Sans réfléchir, Alphonse sauta dans le cocon, enlaçant la Reine par-derrière, enfouissant son visage dans les bandages qui sentaient la crème et l'antiseptique. Ugle Traumer lâcha aussitôt l'insecte. Elle essaya de griffer Alphonse, cependant l'adolescent tint bon. Ne parvenant pas à ses fins, elle déchira le cocon, libérant les papillons, entraînant un feu d'artifice dans la chambre obscure.
Elle s'échappa du lit, projeta Alphonse dans un tas de vêtements et disparut par la porte, comme terrifiée par ce qui venait de se passer.
Il y était presque, Alphonse le sentait. Il abandonna les papillons qui tournoyaient au plafond et fonça dans le couloir. Il sauta par-dessus le canapé, s'élança vers la sortie, mais il s'arrêta net en mettant la main sur la poignée.
Dans quel recoin malheureux de son passé était-elle partie se réfugier ? Car c'est ce qu'elle faisait, Alphonse le comprenait. Et un pressentiment lui faisait redouter le prochain endroit dans lequel il devrait pénétrer.
Alphonse marqua une pause, expira longuement, puis ouvrit la porte.
La sonnerie d'une école accompagna son entrée. C'était les couloirs de son lycée, vidés de ses élèves, chargés de ressentis qui se disputaient dans son cœur. Pas besoin d'explorer, il savait exactement où aller : les toilettes de l'aile B.
Il marcha la boule au ventre, la mâchoire serrée, dans cet univers qu'il avait si souvent cauchemardé.

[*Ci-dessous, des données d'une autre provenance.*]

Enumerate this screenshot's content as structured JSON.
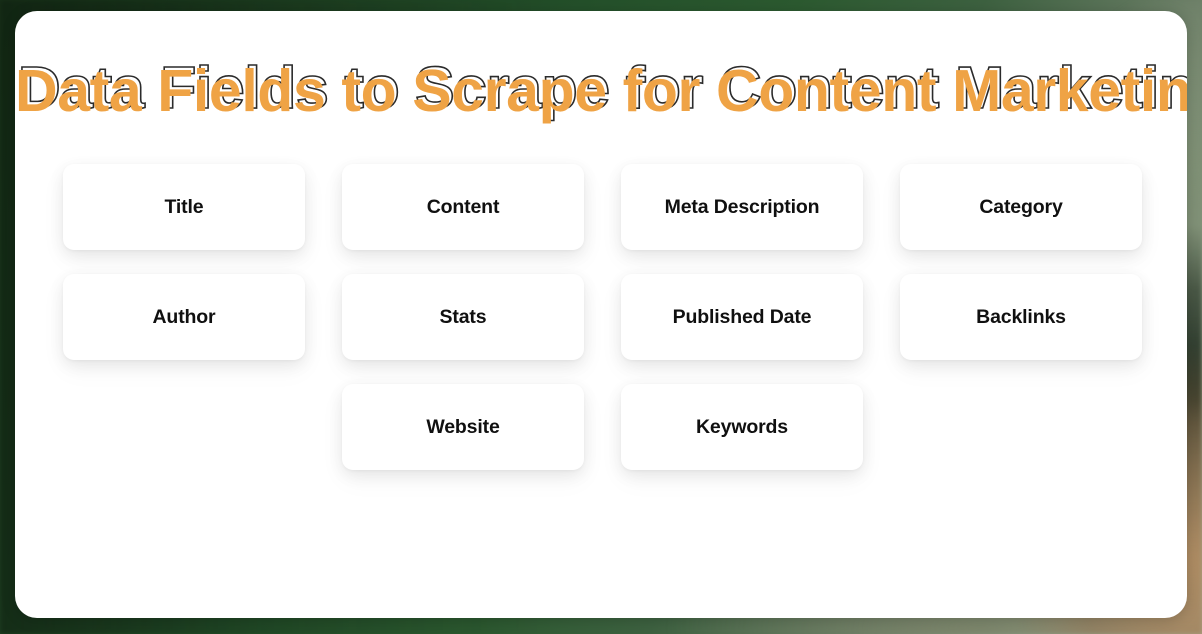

Les toilettes étaient là, près de l'escalier, et Alphonse marqua une nouvelle pause avant d'y pénétrer. Il n'y avait pas de fenêtres, une seule porte, la Reine ne pourrait pas s'échapper.
Alphonse tourna le loquet après lui, prit l'extincteur et défonça la poignée. Dans le miroir sale, le garçon le regardait, déterminé. Les cabines étaient fermées, mais Alphonse savait derrière laquelle se cachait Ugle Traumer. Il se plaça devant la porte, expira encore une fois, et l'ouvrit d'un coup de pied puissant.
Ugle Traumer était assise sur la lunette, occupant toute la cabine de sa taille imposante. et resta de longues secondes sans bouger lorsqu'il colla son corps contre le sien.
Puis, vint la réaction.
Dans le miroir, le garçon ne faisait plus qu'un avec un être qui se débattait pour survivre. Une valse en trois temps se jouait. Malgré les coups, les griffes et les plaintes, le garçon conservait sa prise, fermant les yeux à chaque pas comme pour mieux ressentir le rythme de la danse qui ne faiblissait pas. Il s'accrochait à un nœud de souffrance, démêlant un par un ces fils qui faisaient ce qu'Ugle Traumer était. Ils tournaient encore et encore, jusqu'à ne plus savoir où ils se trouvaient et, alors que la Reine utilisait ce qui lui restait de forces pour les projeter, ils traversèrent le miroir dans un éclair de lumière et de paix.
***
Un serpent immense gisait sur la plage de la Baie des Phoques. Un garçon reposait en tailleur sur le sable, des cicatrices au visage, une prothèse à la main gauche, et il se tenait face au reptile qui disparaissait peu à peu dans le calme qui les enveloppait. Ugle Traumer était assise à côté de lui, docile, observant le bleu de l'horizon et le ciel dégagé.
— Vous m'avez peut-être vaincue, mais vous ne m'avez pas tuée. Je reviendrai, vous le savez.
— Je le sais, dit Alphonse, et chaque fois nous nous poserons ici pour respirer.
Il ferma les yeux et les rouvrit dans la cellule du commissariat d'Harstad, l'esprit libéré.